There's no nice web interface (I'll have a later post about how to use TenFourFox and its built-in AppleScript-to-JavaScript bridge to support its later features if you're a Power Mac refugee like me) and everything is strictly by shell, but if you were already used to talking to your BMC over SSH then this won't seem at all unfamiliar. Here it is connected to a USB serial dongle back to the G5.

In ZTerm on this G5 I set the serial connection to 115200bps, 8-N-1. Assuming your system is running the 2.00 system package or later, hit RETURN/ENTER a couple times and you should get a "Phosphor" login prompt; log in as root and your BMC password. You'll get to the root prompt just as you would over SSH.

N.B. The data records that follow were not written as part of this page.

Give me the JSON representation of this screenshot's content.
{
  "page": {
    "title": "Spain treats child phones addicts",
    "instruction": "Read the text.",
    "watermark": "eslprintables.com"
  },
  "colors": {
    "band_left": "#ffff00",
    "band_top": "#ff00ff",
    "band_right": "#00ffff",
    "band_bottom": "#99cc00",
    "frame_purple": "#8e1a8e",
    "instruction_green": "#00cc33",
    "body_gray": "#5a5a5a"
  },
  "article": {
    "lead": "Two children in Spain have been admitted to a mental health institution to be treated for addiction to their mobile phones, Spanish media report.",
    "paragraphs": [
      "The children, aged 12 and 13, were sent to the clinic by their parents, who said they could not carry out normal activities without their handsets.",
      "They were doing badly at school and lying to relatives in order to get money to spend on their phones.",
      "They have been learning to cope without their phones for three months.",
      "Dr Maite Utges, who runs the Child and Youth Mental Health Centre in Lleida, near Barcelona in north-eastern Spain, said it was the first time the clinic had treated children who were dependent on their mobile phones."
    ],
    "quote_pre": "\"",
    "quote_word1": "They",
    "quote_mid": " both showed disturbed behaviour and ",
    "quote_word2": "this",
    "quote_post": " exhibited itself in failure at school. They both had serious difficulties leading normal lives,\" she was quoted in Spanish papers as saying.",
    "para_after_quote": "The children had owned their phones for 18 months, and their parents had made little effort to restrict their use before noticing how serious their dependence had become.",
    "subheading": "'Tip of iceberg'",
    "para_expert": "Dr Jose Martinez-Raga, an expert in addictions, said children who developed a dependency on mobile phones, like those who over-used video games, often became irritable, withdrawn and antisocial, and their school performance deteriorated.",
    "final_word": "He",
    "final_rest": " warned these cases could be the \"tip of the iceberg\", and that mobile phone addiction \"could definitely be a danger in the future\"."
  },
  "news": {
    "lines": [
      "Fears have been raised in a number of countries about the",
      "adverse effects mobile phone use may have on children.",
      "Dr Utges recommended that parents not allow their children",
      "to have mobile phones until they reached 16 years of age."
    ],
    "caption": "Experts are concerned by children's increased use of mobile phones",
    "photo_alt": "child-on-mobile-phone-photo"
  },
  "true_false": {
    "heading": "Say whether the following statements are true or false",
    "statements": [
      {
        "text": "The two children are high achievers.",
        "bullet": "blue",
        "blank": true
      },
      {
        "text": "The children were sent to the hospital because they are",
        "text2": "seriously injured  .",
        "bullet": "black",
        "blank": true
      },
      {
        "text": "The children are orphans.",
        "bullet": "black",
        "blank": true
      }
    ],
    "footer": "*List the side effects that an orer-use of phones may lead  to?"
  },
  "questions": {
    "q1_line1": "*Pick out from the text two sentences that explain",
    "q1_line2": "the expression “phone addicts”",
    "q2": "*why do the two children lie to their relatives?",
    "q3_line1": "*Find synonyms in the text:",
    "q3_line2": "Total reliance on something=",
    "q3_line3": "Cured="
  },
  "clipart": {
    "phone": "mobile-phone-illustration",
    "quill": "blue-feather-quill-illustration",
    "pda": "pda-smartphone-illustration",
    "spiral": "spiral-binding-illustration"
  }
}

That suffices for logging in and changing your password if necessary, but what about updating the firmware? Fortunately the clever people who maintain OpenBMC, the standard firmware in Raptor and most other OpenPOWER machines, added rz and sz to the build. That means you're just a ZMODEM upload away from updating your BMC and PNOR! Just go into the correct directory (/tmp for PNOR, /run/initramfs for the BMC firmware), run rz from the shell, and then start a ZMODEM upload from the terminal program on your assisting computer (to update the BMC, you'll upload both image-kernel and image-rofs, and to update the PNOR, whatever file as named). Some terminal programs, or the sz utility if you use it on the client side, will allow you to specify an absolute path. Either way, once it's there, you can then finish the update the usual way.

The Blackbird has such a port as well and uses the same cable as the T2 and T2 Lite. You can even leave the cable connected and this will allow you to access the BMC at any time. Note that rebooting the BMC while the main processors are still running may cause your machine to act a little funny until they're back in sync.

As a postscript, those SMT resistors are damn small, and I'm pretty sure it's not right on the pads anyway assuming I didn't damage something else in the process. But the RMA board did arrive and does work, so I'm rebuilding the new system and we'll talk about whether the jump from a dual-4 to a dual-8 T2 is worth it when I do. The old system still works otherwise and at least with that serial cable and a quad-port PCIe NIC, it may be one slot less but I can still put it to good use.

Firefox 75 on POWER

Firefox 75 seems to build uneventfully on this Raptor Talos II and as always this post is being typed in the new version. I'm not particularly enamoured of the zooming address bar and I'm sure you won't be able to turn it off eventually, but for now you can. A number of the developer-facing features are quite compelling, though. In addition, if you're on Wayland (Xorg forever), Firefox on Wayland now has H.264 VA-API and full WebGL support; I don't know how well these work on Wayland on ppc64le and I'm not going to be the one to tell you, but I'm sure some of you folks will try.

Total build time for opt on this dual-4 DD2.2 system was 36:36.67 (with -j24). Why mention it? Well, my dual-8 DD2.3 is almost here and this sounds like a convenient real-world benchmark to try out on the new box. I'm thinking -j48 sounds nice and still gives me a whole 16 threads for serious business during the compile.

The opt and debug .mozconfigs I'm using are unchanged from Firefox 67.